In what the SABC billed as the "first" in a new series of "quarterly media briefings"by the South African public broadcaster, the controversial Hlaudi Motsoeneng said the SABC will be going on a national campaign to tell South Africans that they have to pay their SABC TV licences.
The SABC says that it wants to increase its local content and that it needs the revenue from SABC TV licences to create and channel more local TV content.
"People should understand you are not paying the salary of personnel at this organisation," said Hlaudi Motsoeneng. "We don't even touch that money."
"You are paying for content, you are paying for universal access," said Hlaudi Motsoeneng.
"We also applaud those people who are paying TV licence. And they should carry on paying TV licence."
"By paying TV licence you are contributing to the public service mandate of the organisation. If you look our own programmes. We have different kinds of programmes. Some of those programmes are educational. Some are entertaining. Some are informing. So we must pay TV licence," said Hlaudi Motsoeneng.
"It is also important that SABC contribute to the growth of production houses. SABC contribute to the employment of the people in this country. But we don't want people in Gauteng only to benefit," said Hlaudi Motsoeneng.
As in 2009 the SABC is once again investigating the possibility of alternatives to the SABC TV licence fees, like collecting revenue from pay-TV providers like for instance MultiChoice, M-Net and On Digital Media (ODM), something they previously vehemently opposed.
In October last year the SABC failed to tell parliament what exactly it did with R3.39 billion over the past three years which are billed as "irregular expenditure".and which the Auditor General's (AG) office says wasn't spent properly - R900 million of which was improperly spent in 2013/2014 alone.
In 2014 the SABC received its 4th consecutive annual qualified audit from the AG.
In 2014 the SABC told parliament that it wants to raise SABC TV licence fees in line with inflation. SABC TV licences currently brings in around R1 billion for the public broadcaster per year.
In 2014 the Public Protector's final report into Hlaudi Motsoeneng found that he "should never have been appointed at the SABC", found that he lied and admitted to lying in a recorded interview about having a matric certificate, and implicated him in various instances of maladministration.

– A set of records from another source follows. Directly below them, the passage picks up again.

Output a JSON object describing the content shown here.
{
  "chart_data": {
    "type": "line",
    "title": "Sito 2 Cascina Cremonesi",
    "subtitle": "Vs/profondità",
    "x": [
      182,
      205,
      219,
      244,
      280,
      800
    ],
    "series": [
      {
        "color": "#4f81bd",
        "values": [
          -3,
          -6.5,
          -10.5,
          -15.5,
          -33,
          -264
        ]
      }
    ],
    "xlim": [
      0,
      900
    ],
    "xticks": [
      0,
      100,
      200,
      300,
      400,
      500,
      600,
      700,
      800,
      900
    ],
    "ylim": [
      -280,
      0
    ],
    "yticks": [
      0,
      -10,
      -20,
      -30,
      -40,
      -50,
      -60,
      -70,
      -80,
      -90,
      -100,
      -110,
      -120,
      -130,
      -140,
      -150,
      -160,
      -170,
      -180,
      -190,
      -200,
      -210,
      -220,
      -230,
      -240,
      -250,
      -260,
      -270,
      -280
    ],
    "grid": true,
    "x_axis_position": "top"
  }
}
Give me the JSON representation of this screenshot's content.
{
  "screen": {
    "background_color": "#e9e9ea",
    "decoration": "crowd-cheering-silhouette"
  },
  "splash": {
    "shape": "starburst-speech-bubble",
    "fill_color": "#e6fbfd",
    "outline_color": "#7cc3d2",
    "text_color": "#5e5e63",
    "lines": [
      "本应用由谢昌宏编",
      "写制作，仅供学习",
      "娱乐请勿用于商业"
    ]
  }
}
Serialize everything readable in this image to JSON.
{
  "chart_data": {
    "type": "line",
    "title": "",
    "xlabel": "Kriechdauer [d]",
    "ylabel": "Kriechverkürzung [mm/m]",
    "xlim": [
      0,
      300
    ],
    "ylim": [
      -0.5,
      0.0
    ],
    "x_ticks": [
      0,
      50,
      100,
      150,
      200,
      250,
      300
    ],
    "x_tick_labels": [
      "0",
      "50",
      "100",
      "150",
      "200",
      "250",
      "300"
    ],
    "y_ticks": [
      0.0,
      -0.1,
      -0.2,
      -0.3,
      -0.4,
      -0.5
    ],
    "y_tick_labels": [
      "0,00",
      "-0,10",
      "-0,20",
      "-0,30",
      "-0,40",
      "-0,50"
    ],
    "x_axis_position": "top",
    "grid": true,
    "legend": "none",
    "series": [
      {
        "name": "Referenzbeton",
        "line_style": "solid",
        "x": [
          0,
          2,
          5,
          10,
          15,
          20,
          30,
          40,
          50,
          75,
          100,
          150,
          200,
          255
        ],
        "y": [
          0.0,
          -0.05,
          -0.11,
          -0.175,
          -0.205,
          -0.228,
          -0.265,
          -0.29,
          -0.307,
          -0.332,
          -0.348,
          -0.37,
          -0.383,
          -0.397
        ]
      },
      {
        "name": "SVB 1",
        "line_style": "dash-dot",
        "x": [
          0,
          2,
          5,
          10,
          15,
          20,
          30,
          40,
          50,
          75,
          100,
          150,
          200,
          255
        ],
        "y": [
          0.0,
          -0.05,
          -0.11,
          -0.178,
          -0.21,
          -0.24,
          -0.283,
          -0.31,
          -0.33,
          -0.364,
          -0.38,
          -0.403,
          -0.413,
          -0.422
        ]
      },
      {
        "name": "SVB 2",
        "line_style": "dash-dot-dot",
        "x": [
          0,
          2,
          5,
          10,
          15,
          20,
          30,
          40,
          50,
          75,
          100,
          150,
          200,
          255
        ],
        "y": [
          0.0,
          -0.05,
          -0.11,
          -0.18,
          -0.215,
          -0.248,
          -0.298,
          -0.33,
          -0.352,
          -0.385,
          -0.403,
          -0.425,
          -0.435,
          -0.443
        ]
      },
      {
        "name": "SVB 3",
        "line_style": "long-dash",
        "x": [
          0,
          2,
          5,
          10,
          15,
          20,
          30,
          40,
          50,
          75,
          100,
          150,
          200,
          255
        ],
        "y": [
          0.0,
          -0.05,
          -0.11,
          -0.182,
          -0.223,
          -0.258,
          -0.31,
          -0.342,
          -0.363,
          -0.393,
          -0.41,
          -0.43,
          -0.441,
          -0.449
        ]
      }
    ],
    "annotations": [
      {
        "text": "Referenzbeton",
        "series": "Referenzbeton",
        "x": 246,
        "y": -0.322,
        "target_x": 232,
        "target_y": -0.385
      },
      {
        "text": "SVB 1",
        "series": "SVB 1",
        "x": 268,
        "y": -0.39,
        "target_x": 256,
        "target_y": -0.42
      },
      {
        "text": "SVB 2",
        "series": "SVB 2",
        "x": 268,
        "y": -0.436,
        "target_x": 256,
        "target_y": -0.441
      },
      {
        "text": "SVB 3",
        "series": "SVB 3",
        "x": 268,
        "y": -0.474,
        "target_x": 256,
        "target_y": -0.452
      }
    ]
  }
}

Hlaudi Motsoeneng's salary skyrocketed the past four years at the SABC - he is now paid R2.5 million more per year than what he was in 2010 - an eight fold increase in four years.
At the SABC's press briefing today Veronah Duwarkah, the SABC's group executive for television said that "a big portion of our budgets are actually allocated to local content".
"More than 70% of our schedules are local. That includes news and sport in terms of the number of minutes that we broadcast".
"From a pricing point of view more than R1 billion is spent only on local content. And I'm not talking about news and sports, there are more billions spent on that. The international content is a very small contingent. A couple of years ago, yes, we had a lot of content from overseas but we cannot waste money anymore," said Veronah Duwarkah.
At the SABC's press briefing the broadcaster admitted that the new Generations - The Legacy on SABC1 has much lower ratings than before it fired the entire principal cast and took the soap off the air for 2 months in 2014.
The SABC's Hlaudi Motsoeneng also said that president Jacob Zuma is deserves the excessive coverage on the SABC because he is the president of South Africa.